I live in the most divided town-city next to possibly Selma or some other town that was known for its segregation "issues."
This weekend marked The Southern Festival of Books, a four day festival that literally celebrates writing and the reading that accompanies said writing. I went every day bought books, marked others for checking out of the library said host of the festival and even found one left by the book fairy. I listened to amazing talks about Ali and the women who were code breakers in World War II who much like the hidden figures in NASA in the space race these women were critical to the war effort and the beginnings of what we know is the NSA. I listened to a reporter who covered the Trump Campaign, Jared Yates Sexton read his book, The People Are Going to Rise Like the Waters Upon Your Shore; I had just finished Katy Tur's book on the subject and found his perceptions of the situation uniquely different and one that resonated in ways Ms. Tur's book failed to do so.
The most interesting part of that exchange was when a Black Man came up and shared that he went to Spellman College and in turn did it without the benefit of the civil rights movement and felt the minute he heard Martin Luther King speak that the man was wrong. He emphasized that it was the journey that many of his own people took to ensure that he could in fact sit in the very library we were in was something he wanted no part of. And he believed that that movement and the movie, Selma, (released two years ago) were the seeds that fueled the anger of Trump 50 years later.
I found that somewhat a stretch and in turn sad. Actually it began in the Civil War and has never left the region. Walk to the corner there is some marker or statue reminding you but....; However, the Author handled it brilliantly and in that same vein addressed how he often spoke to the individuals who threatened him, broke into his home and harassed them as legitimately angry people who had their belief system and in turn what did they have in common that they could at least reconcile the differences through shared beliefs versus different ones. This is something I have said repeatedly here since I relocated and I am a great advocate of trying to do that in a city-town that has so few readers and so few educated people that when I asked him my question about the distrust of the media, the way people are getting news and information, the Author responded that we have a problem with education and the ability to develop critical thinking and analytical skills.
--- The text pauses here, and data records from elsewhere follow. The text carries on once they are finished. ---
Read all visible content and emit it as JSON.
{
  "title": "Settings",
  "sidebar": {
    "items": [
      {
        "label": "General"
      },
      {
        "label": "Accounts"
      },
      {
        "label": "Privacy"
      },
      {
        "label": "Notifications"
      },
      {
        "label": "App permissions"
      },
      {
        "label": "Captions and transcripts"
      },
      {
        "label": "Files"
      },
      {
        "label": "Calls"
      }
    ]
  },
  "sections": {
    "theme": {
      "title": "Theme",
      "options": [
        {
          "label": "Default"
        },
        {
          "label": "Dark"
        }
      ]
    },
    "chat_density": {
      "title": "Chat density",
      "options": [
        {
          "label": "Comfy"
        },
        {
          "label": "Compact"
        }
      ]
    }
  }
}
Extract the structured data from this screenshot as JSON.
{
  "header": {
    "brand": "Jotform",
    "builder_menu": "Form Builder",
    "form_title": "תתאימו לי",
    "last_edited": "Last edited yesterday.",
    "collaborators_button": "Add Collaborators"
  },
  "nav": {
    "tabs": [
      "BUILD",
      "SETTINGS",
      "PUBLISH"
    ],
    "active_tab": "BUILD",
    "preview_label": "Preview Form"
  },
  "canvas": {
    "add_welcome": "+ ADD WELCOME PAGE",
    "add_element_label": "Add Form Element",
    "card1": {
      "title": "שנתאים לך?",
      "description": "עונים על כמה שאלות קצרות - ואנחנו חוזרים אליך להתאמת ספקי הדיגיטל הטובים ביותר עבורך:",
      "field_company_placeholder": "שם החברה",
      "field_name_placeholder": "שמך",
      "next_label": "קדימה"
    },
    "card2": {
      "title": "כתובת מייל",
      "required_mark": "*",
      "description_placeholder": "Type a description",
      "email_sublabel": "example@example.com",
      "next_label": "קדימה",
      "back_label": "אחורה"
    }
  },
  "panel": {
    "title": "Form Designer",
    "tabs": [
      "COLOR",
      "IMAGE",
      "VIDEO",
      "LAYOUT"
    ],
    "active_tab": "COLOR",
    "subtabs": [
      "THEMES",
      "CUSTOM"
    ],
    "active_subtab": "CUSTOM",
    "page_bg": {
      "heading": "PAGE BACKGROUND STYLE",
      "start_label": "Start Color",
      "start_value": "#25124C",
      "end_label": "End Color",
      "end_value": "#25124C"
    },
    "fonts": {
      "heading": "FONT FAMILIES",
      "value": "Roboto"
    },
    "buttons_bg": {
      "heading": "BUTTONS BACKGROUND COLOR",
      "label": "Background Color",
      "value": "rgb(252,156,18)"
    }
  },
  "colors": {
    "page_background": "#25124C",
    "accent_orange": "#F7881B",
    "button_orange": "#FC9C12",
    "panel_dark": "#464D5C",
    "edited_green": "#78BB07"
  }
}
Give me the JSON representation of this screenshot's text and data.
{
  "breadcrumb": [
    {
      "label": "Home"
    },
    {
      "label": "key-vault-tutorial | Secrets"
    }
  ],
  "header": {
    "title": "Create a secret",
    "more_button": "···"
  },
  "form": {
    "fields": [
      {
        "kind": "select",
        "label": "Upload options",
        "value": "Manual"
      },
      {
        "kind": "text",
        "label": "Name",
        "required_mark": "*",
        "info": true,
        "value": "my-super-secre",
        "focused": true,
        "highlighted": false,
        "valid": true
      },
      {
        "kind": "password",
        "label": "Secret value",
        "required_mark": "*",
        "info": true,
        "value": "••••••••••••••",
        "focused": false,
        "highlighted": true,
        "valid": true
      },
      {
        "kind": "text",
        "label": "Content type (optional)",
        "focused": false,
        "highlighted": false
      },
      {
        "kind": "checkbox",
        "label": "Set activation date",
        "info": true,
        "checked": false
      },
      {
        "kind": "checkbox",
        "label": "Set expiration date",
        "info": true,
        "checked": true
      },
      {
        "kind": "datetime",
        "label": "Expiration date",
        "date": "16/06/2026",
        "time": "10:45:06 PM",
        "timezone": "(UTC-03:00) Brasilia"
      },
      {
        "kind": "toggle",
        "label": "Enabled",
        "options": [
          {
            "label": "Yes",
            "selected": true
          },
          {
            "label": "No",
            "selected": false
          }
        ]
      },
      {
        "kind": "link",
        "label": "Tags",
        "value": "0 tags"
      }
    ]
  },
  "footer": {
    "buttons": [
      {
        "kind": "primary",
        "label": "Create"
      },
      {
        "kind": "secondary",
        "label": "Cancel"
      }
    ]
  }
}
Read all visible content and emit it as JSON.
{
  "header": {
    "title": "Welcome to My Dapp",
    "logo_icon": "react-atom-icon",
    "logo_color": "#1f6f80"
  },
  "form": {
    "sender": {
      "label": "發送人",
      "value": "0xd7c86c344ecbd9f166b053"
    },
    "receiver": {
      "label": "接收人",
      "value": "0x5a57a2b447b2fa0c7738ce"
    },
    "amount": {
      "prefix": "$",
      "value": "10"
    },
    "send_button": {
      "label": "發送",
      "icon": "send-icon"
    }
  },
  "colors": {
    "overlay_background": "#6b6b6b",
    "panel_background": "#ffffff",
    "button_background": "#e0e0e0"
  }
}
I cannot wait to read the bo
So over the course of four days hearing Al Gore and his issue regarding climate change, a Chef and a Writer discuss the values of food and heritage and family, a charming poet on motherhood, and other fascinating writers who bring to the craft a true dedication to informing and engaging readers at all levels. The irony again not lost on me that 1 out 3 kids here are illiterate and 1/4 of the population is. And true I wave the Southern Confederate flag over this as it is easy to condemn but the values about Education here I found highly amusing when I sat through a writer whose book Athens of the South was about the acclaimed Universities and Colleges that adorn the landscape of Nashville. I have little to say about that and will not be reading said book. I would have loved the writer of Unmaking the Great Metropolis to be the speaker right after to share her research about the collapse of the Nashville public education system.
And that is the two Nashville's. After the day's events I stopped for my requisite pumpkin latte at either of my favorite coffee shops and none of the Barista's knew of it. Well one did but only because someone else had gone to hear a rock star speak of his memoir. Well this is Music City as well as The Athens of the South and of course my personal favorite - City of Now. We have a nickname for this city-town for everyone!
I had a sleepless night as this also marked the end of my fall break. I am already dreading the days ahead and this is my birthday and I cannot think of a more tragic way to spend my birthday. The problem is that I am not sure if I mean in a school or here in Nashville or both. Then I realize as I see the people in Puerto Rico, the Virgin Islands and now in California I could be in worse situations. But empathy becomes a challenge when you have way to many things in which to care about so perhaps I get the reality of why people remain stupid, it's easier.
Nashville is mentioned frequently in another book, The New Urban Crisis, and there are so many problems in this rapidly gentrifying city that has more flags thrown than a football field. The housing costs, the transit, the crime, the health care problems and the sheer lack of decent public education continues to amaze me at the depth and breadth of these problems that frankly will never be resolved as the incomes and educated work force needed to do so will have to come from outside the region and the region is just so un-hospitable to outsiders that I don't see it ever happening.
I hope to come back some day as both a visitor and writer to the festival and with it perhaps an understanding that my observations come from a place of good. There is much goodness and like the Author so beautifully reminded me - focus on the commonalities not the differences. And is on that note there are some and that will have to be enough - for now.